Breaking News
light_mode
Trending Tags
Beranda » Hukum » UU MD3 Kembali Diuji di MK

UU MD3 Kembali Diuji di MK

  • account_circle investigasi
  • calendar_month Kam, 5 Apr 2018
  • visibility 24

JAKARTA – Undang-Undang Nomor 17 Tahun 2017 tentang MPR, DPR, DPRD, dan DPD (MD3) kembali diuji ke Mahkamah Konstitusi (MK) oleh sejumlah pihak. Perhimpunan Mahasiswa Katolik Republik Indonesia (PMKRI) beserta perseorangan mengajukan uji materiil Pasal 73 ayat (3), ayat (4) huruf a dan c, dan ayat (5), Pasal 122 huruf (k), Pasal 245 ayat (1) tercatat sebagai Pemohon Nomor 26/PUU-XVI/2018. Sementara, Presidium Rakyat Menggugat yang tercatat sebagai Pemohon Nomor 28/PUU-XVI/2018 menguji Pasal 73 ayat (3) dan ayat (4) huruf a dan c, Pasal 122 huruf k dan Pasal 245 ayat (1) UU MD3.

Kuasa Hukum PMKRI Bernadus Barat Daya menyatakan Pasal 73 Ayat (3), Ayat 4 Huruf a dan Huruf c, dan Ayat (5) UU MD3 membatasi hak warga negara untuk mengajukan atau mengeluarkan pikiran, pendapat serta aspirasinya kepada lembaga legislatif (MPR, DPR, DPRD, DPD). Pemohon memandang kewenangan “panggilan paksa” dalam pasal-pasal tersebut bertentangan dengan asas-asas hukum yang berlaku sah di Indonesia dan bertentangan dengan KUHAP dan UU Otonomi Daerah.

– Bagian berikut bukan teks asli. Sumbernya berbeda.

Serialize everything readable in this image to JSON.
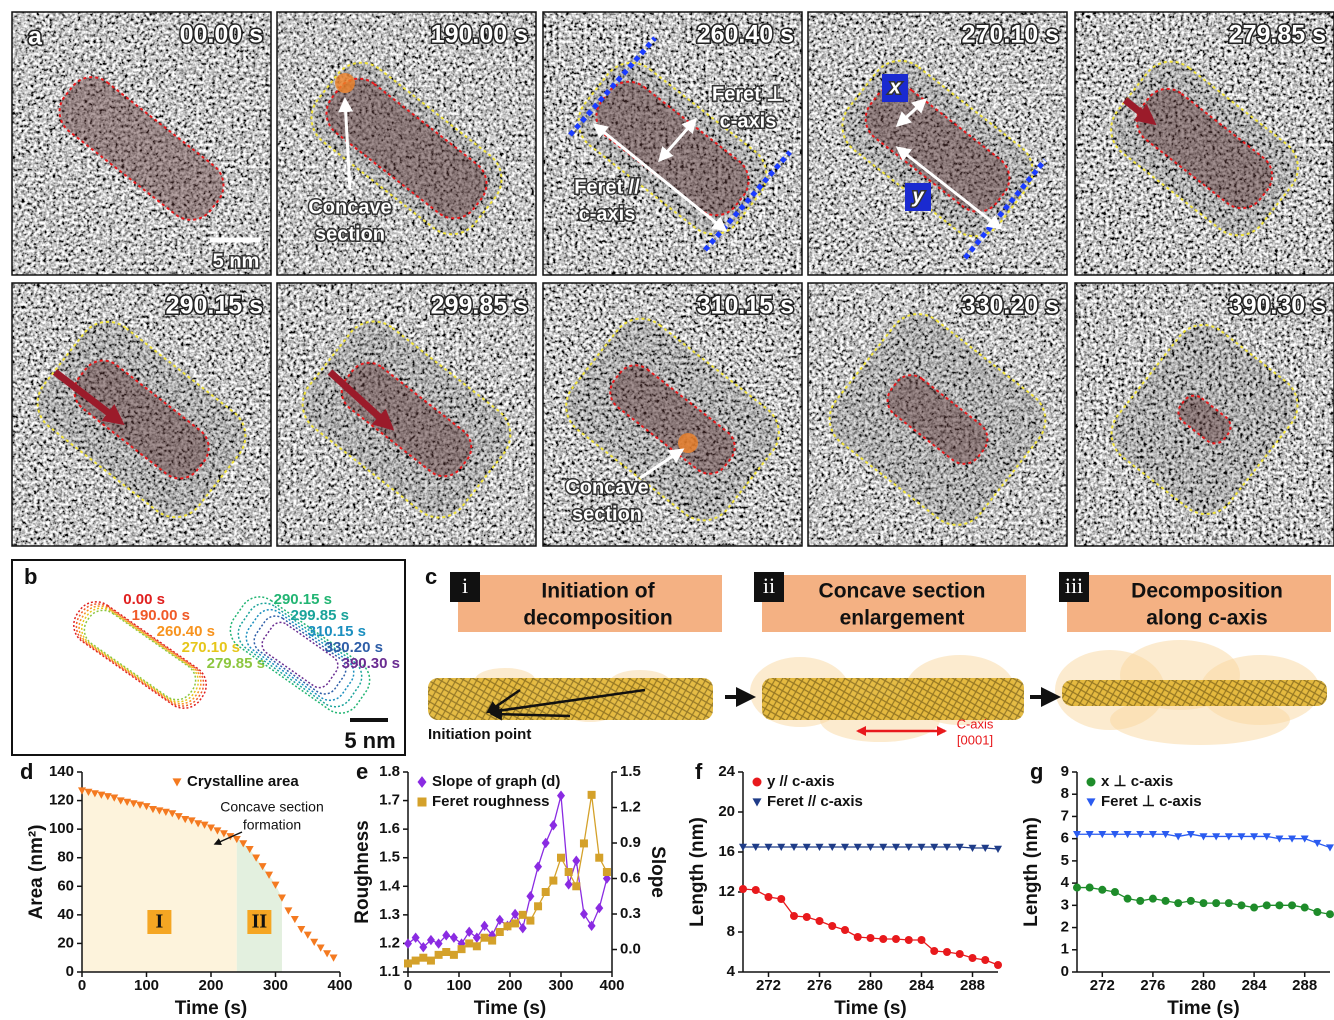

“Pasal tersebut selain mengacaukan garis ketatanegaraan yang diatur dalam UUD 1945 juga merupakan pasal anti demokrasi serta mengancam kebebasan berpendapat warga,” tegasnya dalam sidang yang dipimpin oleh Hakim Konstitusi Saldi Isra tersebut.

Pemohon juga mendalilkan frasa “wajib” dalam hal pemanggilan paksa oleh DPR masih pula diikuti oleh tindakan “menyandera” sebagaimana diatur dalam Pasal 73 ayat (6) UU MD3. Menurut Pemohon, DPR berusaha membentengi diri dari kritikan rakyat dengan menjadikan pasal tersebut sebagai alat untuk memproteksi diri dari ancaman hukuman. Hal tersebut tidak hanya berakibat DPR yang bersikap tidak fair dalam menyikapi kritikan masyarakat, namun juga sengaja mengabaikan prinsip dan asas hukum equality before the law (kesamaan derajat di depan hukum).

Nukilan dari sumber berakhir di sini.